Der Leser ist damit hin- und hergerissen. Einerseits ist Blanches offen zur Schau gestellter Snobismus ekelhaft. Andererseits benennt sie richtig Probleme, vor denen die anderen Frauen die Augen verschließen, beziehungsweise, die diese aus Liebe ignorieren. Zudem scheint Blanche wenig für das Konzept eines alles dominierenden Mannes übrig zu haben. Genau das vertritt Stanley mit seiner übertrieben zur Schau gestellten Männlichkeit aber. Daher ist es kein Wunder, dass Blanche sich gerade zu dem nachdenklichsten, reflektiertesten Mann aus Stanleys Freundeskreis hingezogen fühlt.

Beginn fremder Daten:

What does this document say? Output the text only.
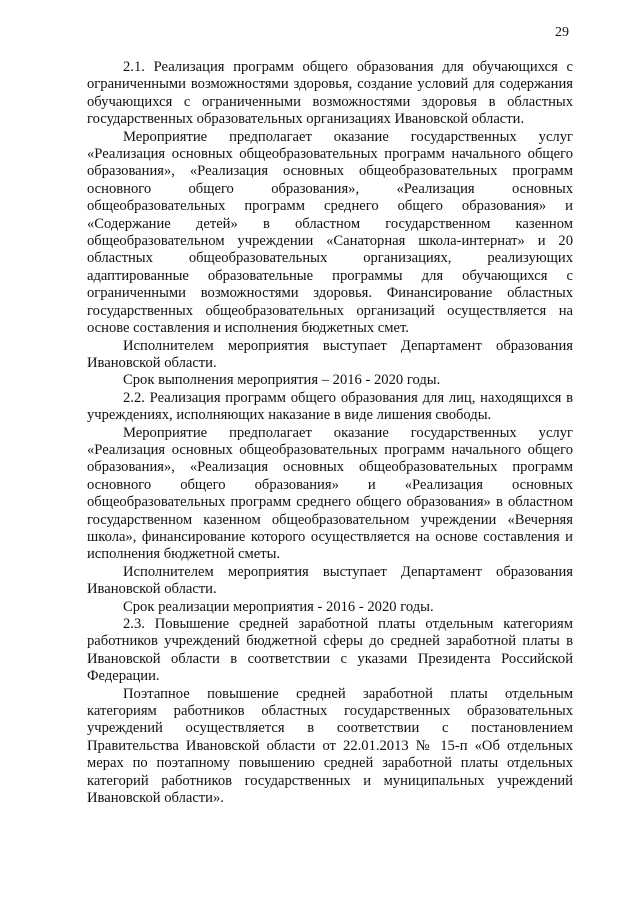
29

2.1. Реализация программ общего образования для обучающихся с ограниченными возможностями здоровья, создание условий для содержания обучающихся с ограниченными возможностями здоровья в областных государственных образовательных организациях Ивановской области.

Мероприятие предполагает оказание государственных услуг «Реализация основных общеобразовательных программ начального общего образования», «Реализация основных общеобразовательных программ основного общего образования», «Реализация основных общеобразовательных программ среднего общего образования» и «Содержание детей» в областном государственном казенном общеобразовательном учреждении «Санаторная школа-интернат» и 20 областных общеобразовательных организациях, реализующих адаптированные образовательные программы для обучающихся с ограниченными возможностями здоровья. Финансирование областных государственных общеобразовательных организаций осуществляется на основе составления и исполнения бюджетных смет.

Исполнителем мероприятия выступает Департамент образования Ивановской области.

Срок выполнения мероприятия – 2016 - 2020 годы.

2.2. Реализация программ общего образования для лиц, находящихся в учреждениях, исполняющих наказание в виде лишения свободы.

Мероприятие предполагает оказание государственных услуг «Реализация основных общеобразовательных программ начального общего образования», «Реализация основных общеобразовательных программ основного общего образования» и «Реализация основных общеобразовательных программ среднего общего образования» в областном государственном казенном общеобразовательном учреждении «Вечерняя школа», финансирование которого осуществляется на основе составления и исполнения бюджетной сметы.

Исполнителем мероприятия выступает Департамент образования Ивановской области.

Срок реализации мероприятия - 2016 - 2020 годы.

2.3. Повышение средней заработной платы отдельным категориям работников учреждений бюджетной сферы до средней заработной платы в Ивановской области в соответствии с указами Президента Российской Федерации.

Поэтапное повышение средней заработной платы отдельным категориям работников областных государственных образовательных учреждений осуществляется в соответствии с постановлением Правительства Ивановской области от 22.01.2013 № 15-п «Об отдельных мерах по поэтапному повышению средней заработной платы отдельных категорий работников государственных и муниципальных учреждений Ивановской области».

Im Laufe des Stücks verliert der Leser aber seinen glauben an Blanche. In New Orleans scheint sie nur eine Fassade auszuleben, die bisher ihr Traum gewesen ist. Es kommen immer mehr Details ans Licht, die zeigen, dass Blanche bisher ein ganz anderes Leben führte. Damit verstößt sie Mitch, von dem sie sich eine Hochzeit und damit Stabilität erhofft hat. Anstatt ihre Lügen zuzugeben, flüchtet Blanche aber in stärker zur Schau gestellten Snobismus und weitere Traumwelten. So ist sie fest davon überzeugt, ein texanischer Millionär werde ihr schon helfen.
Stanley wird dadurch immer wütender und vergreift sich zuletzt gar an ihr. Bereits der Dramentext lässt die Dynamik und das Tempo erahnen, das das Stück gen Ende entfalten kann. Stanleys Entscheidung, Blanche in eine Nervenheilanstalt zu überweisen, wird von Stella mitgetragen. Es ist für sie die einzige Chance, in ihr altes Leben zurückzukehren. Denn mit Blanches Auftritt wurde auch sie skeptisch gegenüber Stanleys Verhalten, zeigte auch sie arrogante Züge. Insofern kann das Paar nun - übrigens mit Kind - zur alten, teilweise durchaus kritischen Normalität zurückkehren.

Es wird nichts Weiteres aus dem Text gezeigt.